2) Building scoreboard pressure with kicks at goal
If not for two missed penalties and one missed conversion, all kickable, Leicester’s ride to glory could have been much more comfortable. In tight games like this, leaving eight points out there is wasteful. You’ve never going to get every kick, but you couldn’t help but feel nervous about our kickers in comparison to Farrell who you never doubted for a moment would kick his kicks. In the biggest games, and against the top sides, we will need to cut out waste like this. We got away with it on Saturday, but Freddie Burns could have easily been rueing his missed kicks rather than his winning drop goal if the day had panned out differently.
1️⃣ One talking point
1) Yellow cards that should have been red
Earlier in the season both Aled Davis and Matt Scott would have received red cards for their shoulder into head tackles. Instead, both received yellow cards. Despite the high volume of red cards early in the season, there was a definite sense of clarity around what constituted a red card. Recent weeks have seen that clarity disappear. Davis in particular can feel very lucky to have stayed on the pitch.

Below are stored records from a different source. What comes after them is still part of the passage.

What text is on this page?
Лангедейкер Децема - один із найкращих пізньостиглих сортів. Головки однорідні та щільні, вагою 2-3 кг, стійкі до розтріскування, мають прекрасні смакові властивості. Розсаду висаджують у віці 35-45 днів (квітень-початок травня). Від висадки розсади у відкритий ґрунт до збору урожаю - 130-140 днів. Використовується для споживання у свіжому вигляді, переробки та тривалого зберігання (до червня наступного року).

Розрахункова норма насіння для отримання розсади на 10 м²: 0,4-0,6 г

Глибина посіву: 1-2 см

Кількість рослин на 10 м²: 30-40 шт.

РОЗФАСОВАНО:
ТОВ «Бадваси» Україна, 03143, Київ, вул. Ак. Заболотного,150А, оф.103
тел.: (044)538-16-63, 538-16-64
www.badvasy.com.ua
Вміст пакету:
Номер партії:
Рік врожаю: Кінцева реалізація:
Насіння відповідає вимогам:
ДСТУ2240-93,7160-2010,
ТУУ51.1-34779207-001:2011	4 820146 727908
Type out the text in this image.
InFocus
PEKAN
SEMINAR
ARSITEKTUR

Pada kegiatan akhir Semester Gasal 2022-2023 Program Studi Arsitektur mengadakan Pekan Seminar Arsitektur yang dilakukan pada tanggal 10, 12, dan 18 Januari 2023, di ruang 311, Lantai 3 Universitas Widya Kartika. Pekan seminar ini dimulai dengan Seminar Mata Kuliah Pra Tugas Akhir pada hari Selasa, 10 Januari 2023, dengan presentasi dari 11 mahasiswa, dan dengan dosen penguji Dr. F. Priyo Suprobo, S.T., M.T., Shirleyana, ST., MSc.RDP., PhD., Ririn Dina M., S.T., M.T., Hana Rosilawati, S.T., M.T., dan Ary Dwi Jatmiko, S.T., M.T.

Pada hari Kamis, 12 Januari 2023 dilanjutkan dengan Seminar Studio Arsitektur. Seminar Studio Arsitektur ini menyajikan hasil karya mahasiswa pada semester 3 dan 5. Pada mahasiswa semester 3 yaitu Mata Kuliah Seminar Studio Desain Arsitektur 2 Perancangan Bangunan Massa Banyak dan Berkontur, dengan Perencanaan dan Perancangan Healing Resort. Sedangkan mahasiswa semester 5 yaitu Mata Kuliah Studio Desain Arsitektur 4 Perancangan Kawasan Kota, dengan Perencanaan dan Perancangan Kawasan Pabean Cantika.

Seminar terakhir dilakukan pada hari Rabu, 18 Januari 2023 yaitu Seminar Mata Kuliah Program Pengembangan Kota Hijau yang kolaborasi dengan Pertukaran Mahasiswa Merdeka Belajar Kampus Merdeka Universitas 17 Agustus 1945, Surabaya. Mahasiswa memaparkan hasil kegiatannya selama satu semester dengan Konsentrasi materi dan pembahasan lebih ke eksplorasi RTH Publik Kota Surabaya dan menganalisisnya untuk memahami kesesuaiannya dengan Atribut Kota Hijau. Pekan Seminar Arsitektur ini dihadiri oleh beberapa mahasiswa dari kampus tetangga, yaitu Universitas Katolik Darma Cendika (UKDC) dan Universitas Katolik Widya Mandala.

It was a solid, driven shoulder direct to Montoya’s head. There’s was nothing passive about it, despite the fact Montoya was heading his way. For Scott, though far more passive that Davis’s hit—and perhaps a yellow more justified—he would still have seen red earlier in the season. So what now is the bar for a red card? How come head contact is suddenly okay again? Did I miss the update on how hits to the head are going to be refereed now?